South Africa is contemplating significant changes to its immigration and asylum policies, including a potential temporary withdrawal from key United Nations conventions. Home Affairs Minister Aaron Motsoaledi has announced plans to toughen the nation's laws as part of a broader effort to 'overhaul' the migration system.
Central to these proposals, outlined in the government's 'White Paper,' is the possibility of South Africa withdrawing temporarily from the 1951 United Nations Refugees Convention and the 1967 Protocol. This move would enable the government to bypass certain clauses that grant socio-economic rights to migrants, as explained by Minister Motsoaledi.
The Daily Mail reports that these developments in South Africa parallel discussions in the United Kingdom, where the government has considered exiting the European Convention on Human Rights (ECHR) to facilitate its plan of deporting migrants to Rwanda. This UK proposal follows a Supreme Court ruling that immediate deportation would be unlawful.
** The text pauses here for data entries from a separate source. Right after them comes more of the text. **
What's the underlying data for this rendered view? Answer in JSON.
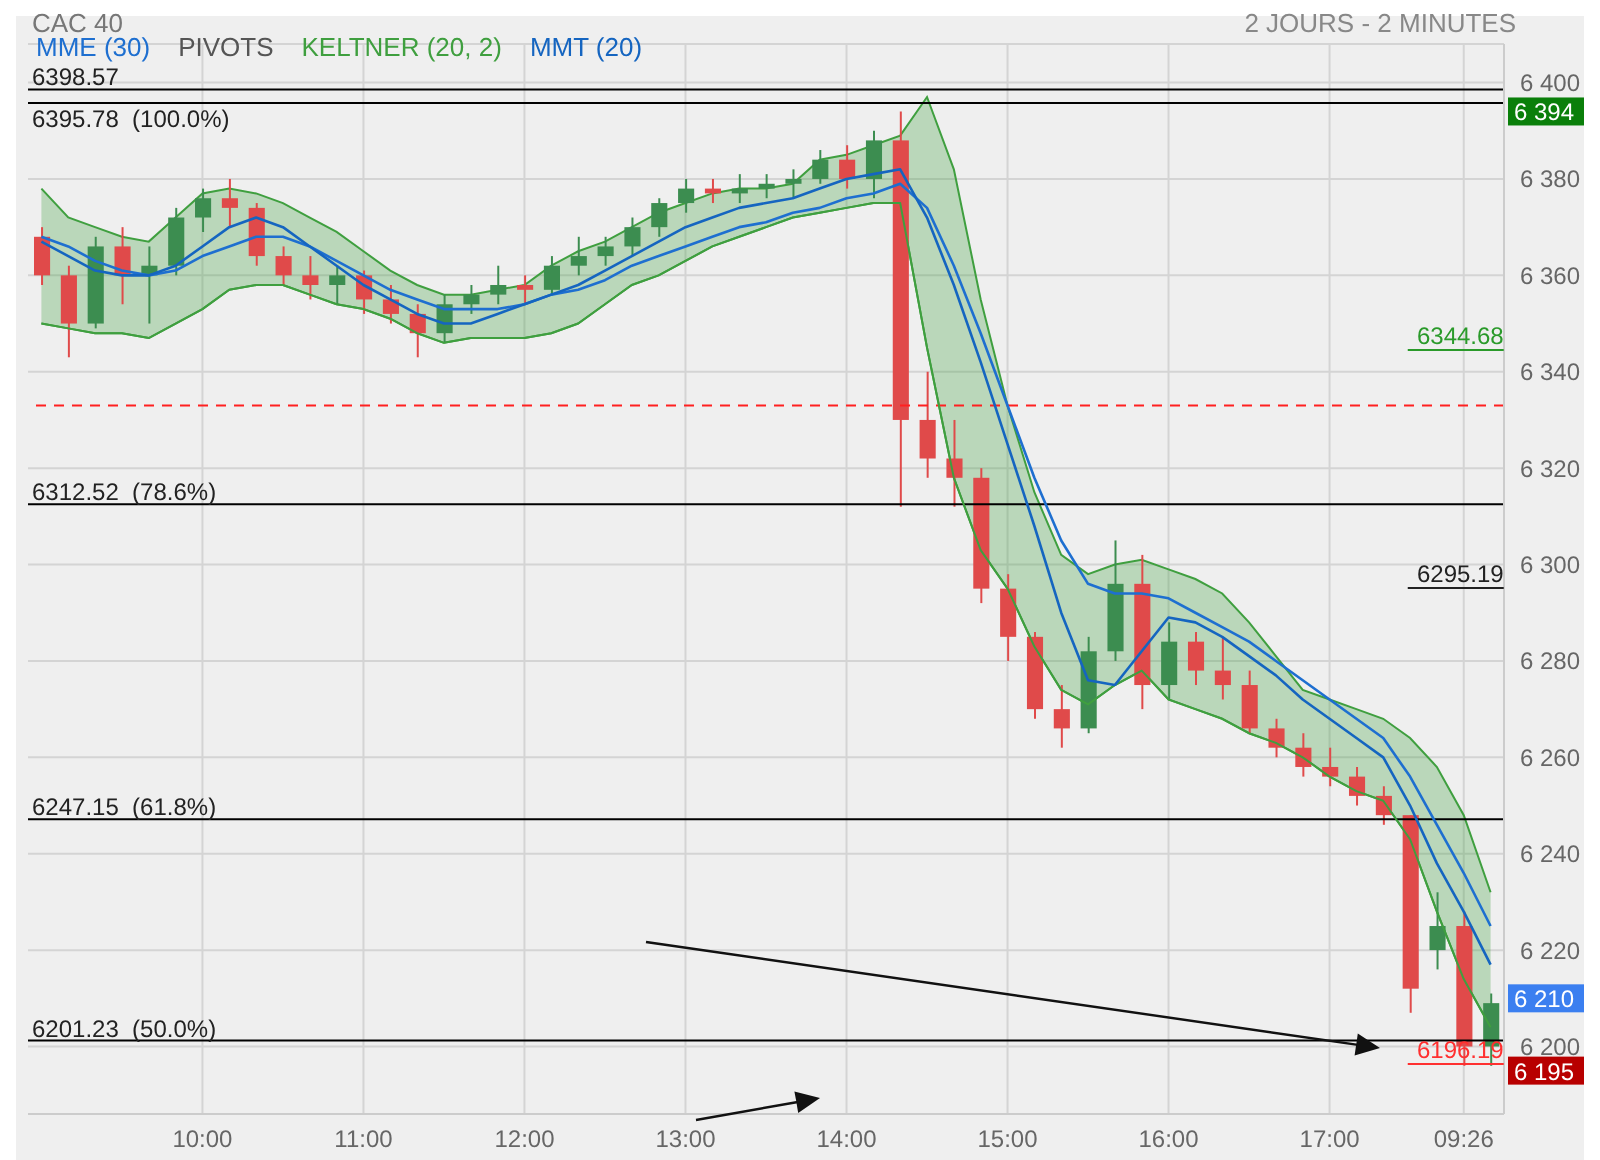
{
  "chart_data": {
    "type": "candlestick",
    "title": "CAC 40",
    "subtitle": "2 JOURS - 2 MINUTES",
    "categories": [
      null,
      null,
      null,
      null,
      null,
      null,
      "10:00",
      null,
      null,
      null,
      null,
      null,
      "11:00",
      null,
      null,
      null,
      null,
      null,
      "12:00",
      null,
      null,
      null,
      null,
      null,
      "13:00",
      null,
      null,
      null,
      null,
      null,
      "14:00",
      null,
      null,
      null,
      null,
      null,
      "15:00",
      null,
      null,
      null,
      null,
      null,
      "16:00",
      null,
      null,
      null,
      null,
      null,
      "17:00",
      null,
      null,
      null,
      null,
      "09:26",
      null
    ],
    "ohlc": [
      [
        6368,
        6370,
        6358,
        6360
      ],
      [
        6360,
        6362,
        6343,
        6350
      ],
      [
        6350,
        6368,
        6349,
        6366
      ],
      [
        6366,
        6370,
        6354,
        6360
      ],
      [
        6360,
        6366,
        6350,
        6362
      ],
      [
        6362,
        6374,
        6360,
        6372
      ],
      [
        6372,
        6378,
        6369,
        6376
      ],
      [
        6376,
        6380,
        6370,
        6374
      ],
      [
        6374,
        6375,
        6362,
        6364
      ],
      [
        6364,
        6366,
        6358,
        6360
      ],
      [
        6360,
        6364,
        6355,
        6358
      ],
      [
        6358,
        6362,
        6354,
        6360
      ],
      [
        6360,
        6361,
        6352,
        6355
      ],
      [
        6355,
        6358,
        6350,
        6352
      ],
      [
        6352,
        6354,
        6343,
        6348
      ],
      [
        6348,
        6356,
        6346,
        6354
      ],
      [
        6354,
        6358,
        6352,
        6356
      ],
      [
        6356,
        6362,
        6354,
        6358
      ],
      [
        6358,
        6360,
        6354,
        6357
      ],
      [
        6357,
        6364,
        6356,
        6362
      ],
      [
        6362,
        6368,
        6360,
        6364
      ],
      [
        6364,
        6368,
        6362,
        6366
      ],
      [
        6366,
        6372,
        6364,
        6370
      ],
      [
        6370,
        6376,
        6368,
        6375
      ],
      [
        6375,
        6380,
        6373,
        6378
      ],
      [
        6378,
        6380,
        6375,
        6377
      ],
      [
        6377,
        6381,
        6375,
        6378
      ],
      [
        6378,
        6381,
        6376,
        6379
      ],
      [
        6379,
        6382,
        6376,
        6380
      ],
      [
        6380,
        6386,
        6379,
        6384
      ],
      [
        6384,
        6387,
        6378,
        6380
      ],
      [
        6380,
        6390,
        6376,
        6388
      ],
      [
        6388,
        6394,
        6312,
        6330
      ],
      [
        6330,
        6340,
        6318,
        6322
      ],
      [
        6322,
        6330,
        6312,
        6318
      ],
      [
        6318,
        6320,
        6292,
        6295
      ],
      [
        6295,
        6298,
        6280,
        6285
      ],
      [
        6285,
        6286,
        6268,
        6270
      ],
      [
        6270,
        6275,
        6262,
        6266
      ],
      [
        6266,
        6285,
        6265,
        6282
      ],
      [
        6282,
        6305,
        6280,
        6296
      ],
      [
        6296,
        6302,
        6270,
        6275
      ],
      [
        6275,
        6288,
        6272,
        6284
      ],
      [
        6284,
        6286,
        6275,
        6278
      ],
      [
        6278,
        6285,
        6272,
        6275
      ],
      [
        6275,
        6278,
        6265,
        6266
      ],
      [
        6266,
        6268,
        6260,
        6262
      ],
      [
        6262,
        6265,
        6256,
        6258
      ],
      [
        6258,
        6262,
        6254,
        6256
      ],
      [
        6256,
        6258,
        6250,
        6252
      ],
      [
        6252,
        6254,
        6246,
        6248
      ],
      [
        6248,
        6248,
        6207,
        6212
      ],
      [
        6220,
        6232,
        6216,
        6225
      ],
      [
        6225,
        6228,
        6196,
        6200
      ],
      [
        6200,
        6211,
        6196,
        6209
      ]
    ],
    "colors": [
      "#e04a4a",
      "#e04a4a",
      "#3c8d50",
      "#e04a4a",
      "#3c8d50",
      "#3c8d50",
      "#3c8d50",
      "#e04a4a",
      "#e04a4a",
      "#e04a4a",
      "#e04a4a",
      "#3c8d50",
      "#e04a4a",
      "#e04a4a",
      "#e04a4a",
      "#3c8d50",
      "#3c8d50",
      "#3c8d50",
      "#e04a4a",
      "#3c8d50",
      "#3c8d50",
      "#3c8d50",
      "#3c8d50",
      "#3c8d50",
      "#3c8d50",
      "#e04a4a",
      "#3c8d50",
      "#3c8d50",
      "#3c8d50",
      "#3c8d50",
      "#e04a4a",
      "#3c8d50",
      "#e04a4a",
      "#e04a4a",
      "#e04a4a",
      "#e04a4a",
      "#e04a4a",
      "#e04a4a",
      "#e04a4a",
      "#3c8d50",
      "#3c8d50",
      "#e04a4a",
      "#3c8d50",
      "#e04a4a",
      "#e04a4a",
      "#e04a4a",
      "#e04a4a",
      "#e04a4a",
      "#e04a4a",
      "#e04a4a",
      "#e04a4a",
      "#e04a4a",
      "#3c8d50",
      "#e04a4a",
      "#3c8d50"
    ],
    "series": [
      {
        "name": "MME (30)",
        "type": "line",
        "color": "#1e6fd0",
        "values": [
          6368,
          6366,
          6363,
          6361,
          6360,
          6361,
          6364,
          6366,
          6368,
          6368,
          6366,
          6363,
          6360,
          6357,
          6355,
          6353,
          6353,
          6353,
          6354,
          6356,
          6357,
          6359,
          6362,
          6364,
          6366,
          6368,
          6370,
          6371,
          6373,
          6374,
          6376,
          6377,
          6379,
          6374,
          6362,
          6348,
          6333,
          6318,
          6305,
          6296,
          6294,
          6294,
          6293,
          6290,
          6287,
          6284,
          6280,
          6276,
          6272,
          6268,
          6264,
          6256,
          6246,
          6236,
          6225
        ]
      },
      {
        "name": "KELTNER (20, 2)",
        "type": "area",
        "color": "#3f9f3f",
        "values": [
          6378,
          6372,
          6370,
          6368,
          6367,
          6372,
          6377,
          6378,
          6377,
          6375,
          6372,
          6369,
          6365,
          6361,
          6358,
          6356,
          6356,
          6357,
          6358,
          6362,
          6365,
          6367,
          6370,
          6373,
          6375,
          6377,
          6378,
          6378,
          6379,
          6384,
          6385,
          6387,
          6389,
          6397,
          6382,
          6355,
          6333,
          6315,
          6302,
          6298,
          6300,
          6301,
          6299,
          6297,
          6294,
          6288,
          6281,
          6274,
          6272,
          6270,
          6268,
          6264,
          6258,
          6248,
          6232
        ]
      },
      {
        "type": "line",
        "color": "#3f9f3f",
        "values": [
          6350,
          6349,
          6348,
          6348,
          6347,
          6350,
          6353,
          6357,
          6358,
          6358,
          6356,
          6354,
          6353,
          6351,
          6348,
          6346,
          6347,
          6347,
          6347,
          6348,
          6350,
          6354,
          6358,
          6360,
          6363,
          6366,
          6368,
          6370,
          6372,
          6373,
          6374,
          6375,
          6375,
          6345,
          6318,
          6303,
          6295,
          6283,
          6274,
          6271,
          6275,
          6278,
          6272,
          6270,
          6268,
          6265,
          6263,
          6260,
          6256,
          6253,
          6251,
          6243,
          6228,
          6214,
          6204
        ]
      },
      {
        "name": "MMT (20)",
        "type": "line",
        "color": "#1565c0",
        "values": [
          6367,
          6364,
          6361,
          6360,
          6360,
          6362,
          6366,
          6370,
          6372,
          6370,
          6366,
          6362,
          6358,
          6355,
          6352,
          6350,
          6350,
          6352,
          6354,
          6356,
          6358,
          6361,
          6364,
          6367,
          6370,
          6372,
          6374,
          6375,
          6376,
          6378,
          6380,
          6381,
          6382,
          6372,
          6358,
          6342,
          6325,
          6308,
          6290,
          6276,
          6275,
          6282,
          6289,
          6288,
          6285,
          6281,
          6277,
          6272,
          6268,
          6264,
          6260,
          6250,
          6238,
          6228,
          6217
        ]
      }
    ],
    "ylim": [
      6186,
      6408
    ],
    "yticks": [
      {
        "value": 6200,
        "label": "6 200"
      },
      {
        "value": 6220,
        "label": "6 220"
      },
      {
        "value": 6240,
        "label": "6 240"
      },
      {
        "value": 6260,
        "label": "6 260"
      },
      {
        "value": 6280,
        "label": "6 280"
      },
      {
        "value": 6300,
        "label": "6 300"
      },
      {
        "value": 6320,
        "label": "6 320"
      },
      {
        "value": 6340,
        "label": "6 340"
      },
      {
        "value": 6360,
        "label": "6 360"
      },
      {
        "value": 6380,
        "label": "6 380"
      },
      {
        "value": 6400,
        "label": "6 400"
      }
    ],
    "ref_lines": [
      {
        "axis": "y",
        "value": 6398.57,
        "label": "6398.57",
        "color": "#000000",
        "line_style": "solid"
      },
      {
        "axis": "y",
        "value": 6395.78,
        "label": "6395.78  (100.0%)",
        "color": "#000000",
        "line_style": "solid"
      },
      {
        "axis": "y",
        "value": 6312.52,
        "label": "6312.52  (78.6%)",
        "color": "#000000",
        "line_style": "solid"
      },
      {
        "axis": "y",
        "value": 6247.15,
        "label": "6247.15  (61.8%)",
        "color": "#000000",
        "line_style": "solid"
      },
      {
        "axis": "y",
        "value": 6201.23,
        "label": "6201.23  (50.0%)",
        "color": "#000000",
        "line_style": "solid"
      },
      {
        "axis": "y",
        "value": 6333,
        "color": "#ff2020",
        "line_style": "dashed"
      }
    ],
    "annotations": [
      "PIVOTS",
      {
        "text": "6 394",
        "y": 6394
      },
      {
        "text": "6 210",
        "y": 6210
      },
      {
        "text": "6 195",
        "y": 6195
      },
      "6344.68",
      "6295.19",
      "6196.19"
    ],
    "grid": true,
    "legend": "top left"
  }
}
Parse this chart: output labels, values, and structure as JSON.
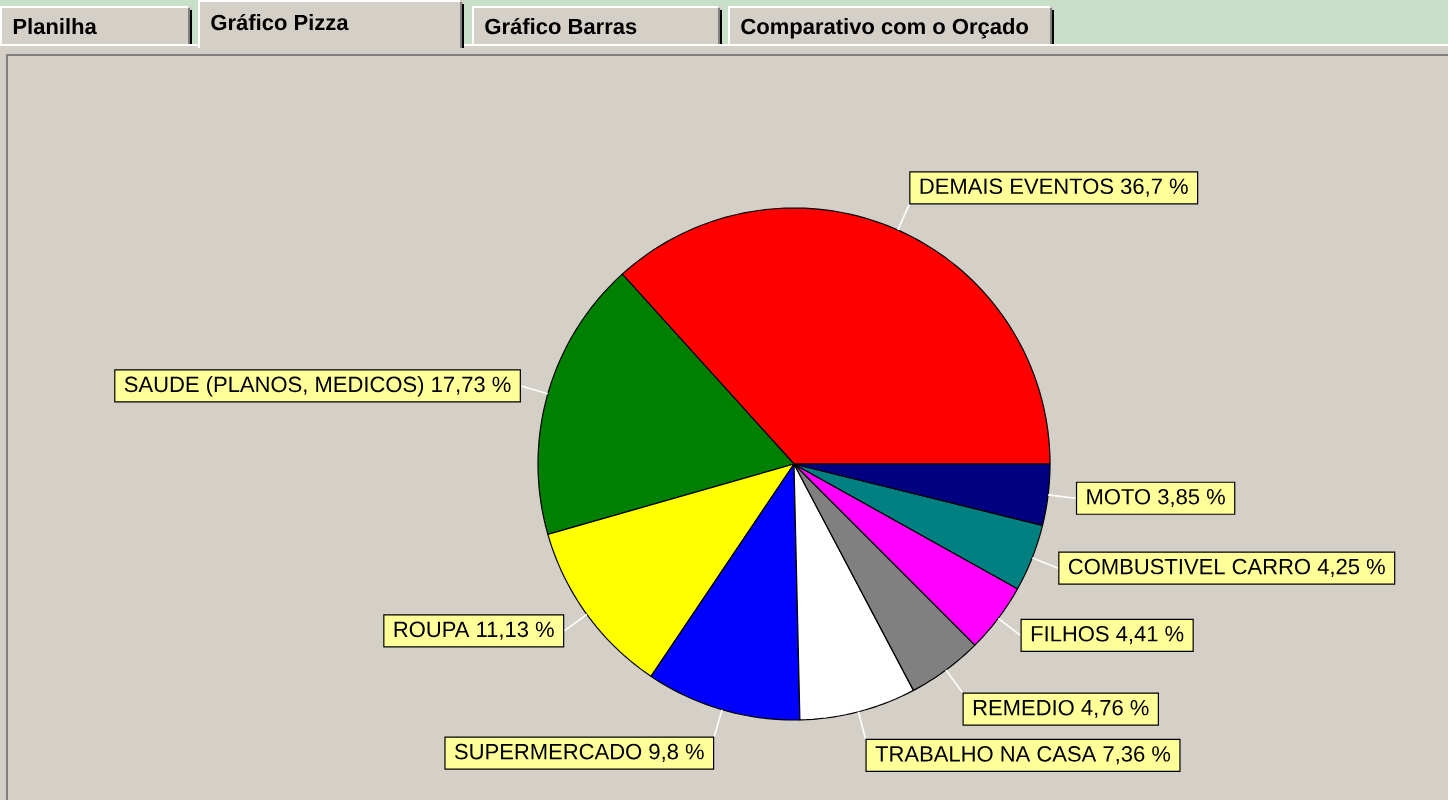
{
  "chart_data": {
    "type": "pie",
    "categories": [
      "DEMAIS EVENTOS",
      "SAUDE (PLANOS, MEDICOS)",
      "ROUPA",
      "SUPERMERCADO",
      "TRABALHO NA CASA",
      "REMEDIO",
      "FILHOS",
      "COMBUSTIVEL CARRO",
      "MOTO"
    ],
    "values": [
      36.7,
      17.73,
      11.13,
      9.8,
      7.36,
      4.76,
      4.41,
      4.25,
      3.85
    ],
    "value_labels": [
      "36,7 %",
      "17,73 %",
      "11,13 %",
      "9,8 %",
      "7,36 %",
      "4,76 %",
      "4,41 %",
      "4,25 %",
      "3,85 %"
    ],
    "colors": [
      "#ff0000",
      "#008000",
      "#ffff00",
      "#0000ff",
      "#ffffff",
      "#808080",
      "#ff00ff",
      "#008080",
      "#000080"
    ],
    "annotations": [
      "Planilha",
      "Gráfico Pizza",
      "Gráfico Barras",
      "Comparativo com o Orçado"
    ]
  }
}
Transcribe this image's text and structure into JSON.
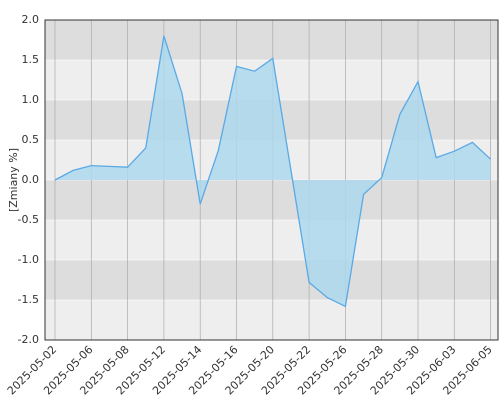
{
  "chart_data": {
    "type": "area",
    "y_label": "[Zmiany %]",
    "x": [
      "2025-05-02",
      "2025-05-05",
      "2025-05-06",
      "2025-05-07",
      "2025-05-08",
      "2025-05-09",
      "2025-05-12",
      "2025-05-13",
      "2025-05-14",
      "2025-05-15",
      "2025-05-16",
      "2025-05-19",
      "2025-05-20",
      "2025-05-21",
      "2025-05-22",
      "2025-05-23",
      "2025-05-26",
      "2025-05-27",
      "2025-05-28",
      "2025-05-29",
      "2025-05-30",
      "2025-06-02",
      "2025-06-03",
      "2025-06-04",
      "2025-06-05"
    ],
    "values": [
      0,
      0.12,
      0.18,
      0.17,
      0.16,
      0.4,
      1.8,
      1.08,
      -0.3,
      0.37,
      1.42,
      1.36,
      1.52,
      0.12,
      -1.28,
      -1.47,
      -1.58,
      -0.18,
      0.03,
      0.82,
      1.23,
      0.28,
      0.36,
      0.47,
      0.26
    ],
    "color": "#5aa9e6",
    "fill": "#add8ec",
    "xticks": [
      "2025-05-02",
      "2025-05-06",
      "2025-05-08",
      "2025-05-12",
      "2025-05-14",
      "2025-05-16",
      "2025-05-20",
      "2025-05-22",
      "2025-05-26",
      "2025-05-28",
      "2025-05-30",
      "2025-06-03",
      "2025-06-05"
    ],
    "ylim": [
      -2,
      2
    ],
    "yticks": [
      {
        "value": 2,
        "label": "2.0"
      },
      1.5,
      {
        "value": 1,
        "label": "1.0"
      },
      0.5,
      {
        "value": 0,
        "label": "0.0"
      },
      -0.5,
      {
        "value": -1,
        "label": "-1.0"
      },
      -1.5,
      {
        "value": -2,
        "label": "-2.0"
      }
    ],
    "grid": true
  }
}
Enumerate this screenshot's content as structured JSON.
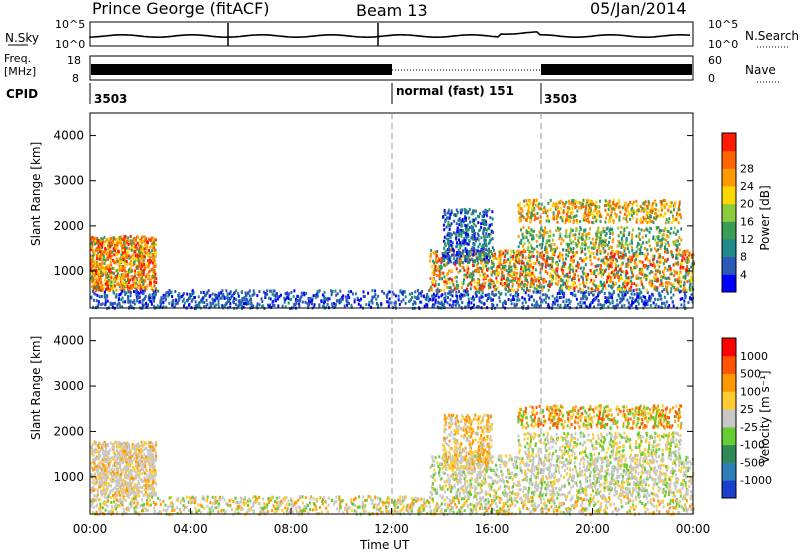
{
  "header": {
    "station": "Prince George (fitACF)",
    "beam": "Beam 13",
    "date": "05/Jan/2014"
  },
  "noise_panel": {
    "left_label": "N.Sky",
    "right_label": "N.Search",
    "y_ticks": [
      "10^5",
      "10^0"
    ]
  },
  "freq_panel": {
    "left_label_line1": "Freq.",
    "left_label_line2": "[MHz]",
    "left_ticks": [
      "18",
      "8"
    ],
    "right_label": "Nave",
    "right_ticks": [
      "60",
      "0"
    ]
  },
  "cpid": {
    "label": "CPID",
    "segments": [
      {
        "text": "3503",
        "start_hour": 0
      },
      {
        "text": "normal (fast) 151",
        "start_hour": 12
      },
      {
        "text": "3503",
        "start_hour": 18
      }
    ]
  },
  "chart_data": [
    {
      "type": "heatmap",
      "title": "",
      "ylabel": "Slant Range [km]",
      "ylim": [
        180,
        4500
      ],
      "y_ticks": [
        1000,
        2000,
        3000,
        4000
      ],
      "xlabel": "",
      "x_ticks": [
        "00:00",
        "04:00",
        "08:00",
        "12:00",
        "16:00",
        "20:00",
        "00:00"
      ],
      "xlim_hours": [
        0,
        24
      ],
      "colorbar": {
        "label": "Power [dB]",
        "ticks": [
          "4",
          "8",
          "12",
          "16",
          "20",
          "24",
          "28"
        ],
        "colors": [
          "#0000ff",
          "#2c58b8",
          "#1f8a8a",
          "#3a9c55",
          "#8ccc3a",
          "#ffd700",
          "#ff9900",
          "#ff6600",
          "#ff1a00"
        ]
      }
    },
    {
      "type": "heatmap",
      "title": "",
      "ylabel": "Slant Range [km]",
      "ylim": [
        180,
        4500
      ],
      "y_ticks": [
        1000,
        2000,
        3000,
        4000
      ],
      "xlabel": "Time UT",
      "x_ticks": [
        "00:00",
        "04:00",
        "08:00",
        "12:00",
        "16:00",
        "20:00",
        "00:00"
      ],
      "xlim_hours": [
        0,
        24
      ],
      "colorbar": {
        "label": "Velocity [m s⁻¹]",
        "ticks": [
          "1000",
          "500",
          "100",
          "25",
          "-25",
          "-100",
          "-500",
          "-1000"
        ],
        "colors": [
          "#1a3fcc",
          "#2c7fb8",
          "#2e8b57",
          "#66cc33",
          "#c8c8c8",
          "#ffcc33",
          "#ff9900",
          "#ff5500",
          "#ff0000"
        ]
      }
    }
  ]
}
Under Motsoaledi's proposals, South Africa would rejoin the UN conventions after implementing restrictions on refugees' rights to work, education, and citizenship. New laws could also permit the repatriation of refugees to countries not considered dangerous.
The government also plans to establish a Border Management Authority to mitigate illegal immigration, a response to the significant cost and resources expended in deporting approximately 20,000 illegal migrants annually.
Motsoaledi criticized the African National Congress (ANC) for not seeking exceptions when initially signing international agreements. He argued that other countries have opted out of granting refugees equal rights as citizens.
The minister contended that the liberal laws enacted post-apartheid in 1994 are now outdated and necessitate a radical overhaul. Motsoaledi advocates for a policy that would require asylum seekers in South Africa to remain in the first safe country they enter, a change primarily affecting migrants from other African nations.
According to Statistics South Africa, the country hosted over 2.4 million migrants last year, with the largest groups originating from Zimbabwe, Mozambique, and Lesotho. Motsoaledi argued that the current laws have inadvertently fostered violent clashes and the emergence of anti-immigrant groups, as highlighted in the White Paper.
These proposals come as South Africa prepares for national elections next year amid a severe unemployment crisis, with official figures at 33% and estimates suggesting a higher rate of 42%. The United Nations has described the situation as a 'ticking time bomb,' referencing the 2021 riots and looting that led to significant violence.
Experts and journalists highlight the growing resentment towards migrants, who are perceived as dominating local economies and taking jobs from South Africans. This sentiment is fueling hostility and the rise of anti-migrant groups like Operation Dudula.
Critics argue that the government is using immigration as a scapegoat for its failures, warning that anti-immigration rhetoric could exacerbate hostilities. Political analyst Stephen Friedman emphasized the contribution of foreigners to South Africa, disputing claims that the law indiscriminately welcomes everyone.
“It is not true that the law just welcomes everyone,” said Friedman in an interview with South African publication Financial Mail. “There is simply no recognition by the government that the vast majority of foreigners in South Africa have skills, work hard and contribute to society.”